Wir begrüßen den Anspruch mit diesem Gesetzentwurf ein „neues“ Gymnasium schaffen zu wollen. Mit der Staatsregierung sind wir einer Meinung, dass eine bloße Rückkehr zu einer längeren Schulzeit weder Lehrerinnen und Lehrern, Eltern noch Schülerinnen und Schülern hilft. Aus unserer Sicht ist dafür eine echte pädagogische Reform anzugehen, zu der die Überprüfung von Inhalten, Methoden und Ausstattung gehört. In diesem Zuge wird auch deutlich, dass ein „neues“ Gymnasium nicht mit einem alten Personal-schlüssel auskommen kann. Die Berechnungsgrundlagen unter D) Kosten, Nr. 2.1 machen aus unserer Sicht deutlich, dass die angestrebten Veränderungen im Hinblick auf Didaktik und inhaltliche Schwerpunktsetzungen noch nicht mit finanziellen und personellen Ressourcen unterlegt sind.
Gleiches lässt sich argumentieren, wenn man die Berechnungsgrundlagen zur baulichen Ausstattung unter D) Kosten, Nr. 3.1 heranzieht. Natürlich ist die Schülerzahl die wesentliche Größe zur Ermittlung des Schulbauvolumens. Die Staatsregierung rechnet ausgehend vom Bestand 2011 und der erwarteten Schülerzahl im Jahr 2025/2026 mit einem Investitionsvolumen von 500 Mio. €. Veränderte didaktische Methoden brauchen aber u.U. andere Raumbedarfe und –Konzepte (bspw. Gruppenräume). Die Grundlagen der Schätzung der Staatsregierung bilden aber nur einen didaktischen Status quo hinsichtlich Klassengröße und der Nutzung didaktischer Methoden ab. Wie auch bei der personellen Ausstattung stellt sich die Frage wie der Anspruch an neue Konzeptionen umgesetzt werden kann.
DGB Bayern und GEW Bayern plädieren deshalb für eine umfassende Reform, bei der Gründlichkeit vor Geschwindigkeit geht. Wir sehen die Gefahr, dass die Chance für eine echte Schulreform verschenkt wird und sich stattdessen eine Rückkehr zu überholten Strukturen durchsetzt.

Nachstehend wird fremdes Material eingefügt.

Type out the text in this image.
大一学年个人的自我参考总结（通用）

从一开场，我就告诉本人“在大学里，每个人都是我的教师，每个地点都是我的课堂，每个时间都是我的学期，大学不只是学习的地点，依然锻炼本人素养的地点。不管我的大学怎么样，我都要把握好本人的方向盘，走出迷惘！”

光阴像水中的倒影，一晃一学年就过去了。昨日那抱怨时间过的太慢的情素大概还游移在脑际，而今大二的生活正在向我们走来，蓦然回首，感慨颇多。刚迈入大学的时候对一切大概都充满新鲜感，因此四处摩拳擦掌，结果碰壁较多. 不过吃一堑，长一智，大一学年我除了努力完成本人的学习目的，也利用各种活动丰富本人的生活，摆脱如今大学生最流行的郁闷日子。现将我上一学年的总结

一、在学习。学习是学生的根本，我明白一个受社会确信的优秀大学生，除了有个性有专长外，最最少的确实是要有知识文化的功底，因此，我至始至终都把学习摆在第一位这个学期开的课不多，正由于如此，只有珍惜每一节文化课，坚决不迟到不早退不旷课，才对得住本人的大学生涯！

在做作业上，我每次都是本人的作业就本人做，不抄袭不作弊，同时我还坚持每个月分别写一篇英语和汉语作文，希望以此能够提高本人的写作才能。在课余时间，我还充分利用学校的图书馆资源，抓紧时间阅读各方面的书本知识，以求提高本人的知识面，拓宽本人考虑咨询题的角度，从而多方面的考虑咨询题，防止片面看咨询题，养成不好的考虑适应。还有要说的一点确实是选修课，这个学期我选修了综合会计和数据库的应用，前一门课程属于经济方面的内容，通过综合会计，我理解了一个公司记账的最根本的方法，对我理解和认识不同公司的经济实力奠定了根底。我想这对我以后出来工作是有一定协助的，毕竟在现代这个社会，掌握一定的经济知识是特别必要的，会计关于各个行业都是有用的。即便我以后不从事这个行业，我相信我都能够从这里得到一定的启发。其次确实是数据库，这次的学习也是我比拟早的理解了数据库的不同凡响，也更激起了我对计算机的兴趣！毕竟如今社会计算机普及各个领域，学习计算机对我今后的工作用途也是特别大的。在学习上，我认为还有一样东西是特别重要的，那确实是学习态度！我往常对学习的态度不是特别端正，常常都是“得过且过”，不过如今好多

Für den Anspruch, ein neues bayerisches Gymnasium zu schaffen, reichen die im Gesetzentwurf aufgeführten Punkte bei Weitem noch nicht aus.
Zu den Punkten unter B) Lösung im Einzelnen
Nr. 2 Neun Jahre Lernzeit von Jahrgangsstufe 5 bis 13
Das Schulsystem in Bayern setzt auf eine frühe Aufteilung der Schülerinnen und Schüler nach der Grundschule bereits in der 5. Klasse. Dieser frühe Übergang ist erwiesenermaßen ein Grund für die hohe Selektivität im bayerischen und deutschen Schulsystem. DGB und GEW sind der Meinung, dass längeres gemeinsames Lernen an den Schulen einen Beitrag zu mehr Chancengerechtigkeit im Bildungssystem leistet. Deshalb wäre ein späterer Übertritt bspw. nach der 6. Klasse ein wichtiges Element einer echten Reform des Gymnasiums. Grundsätzlich stehen die Gewerkschaften zur Forderung „Eine Schule für alle“ bis zur 10. Klasse.
Das Festhalten am Beginn der zweiten Fremdsprache in der 6. Klasse ist ebenfalls kein Zeichen für ein neues Gymnasium und führte in der Vergangenheit bereits zu einer Über-forderung der Schülerinnen und Schüler. Wir plädieren deshalb für einen späteren Start in der 7. Klasse zugunsten der Vertiefung der Kenntnisse in der ersten Fremdsprache.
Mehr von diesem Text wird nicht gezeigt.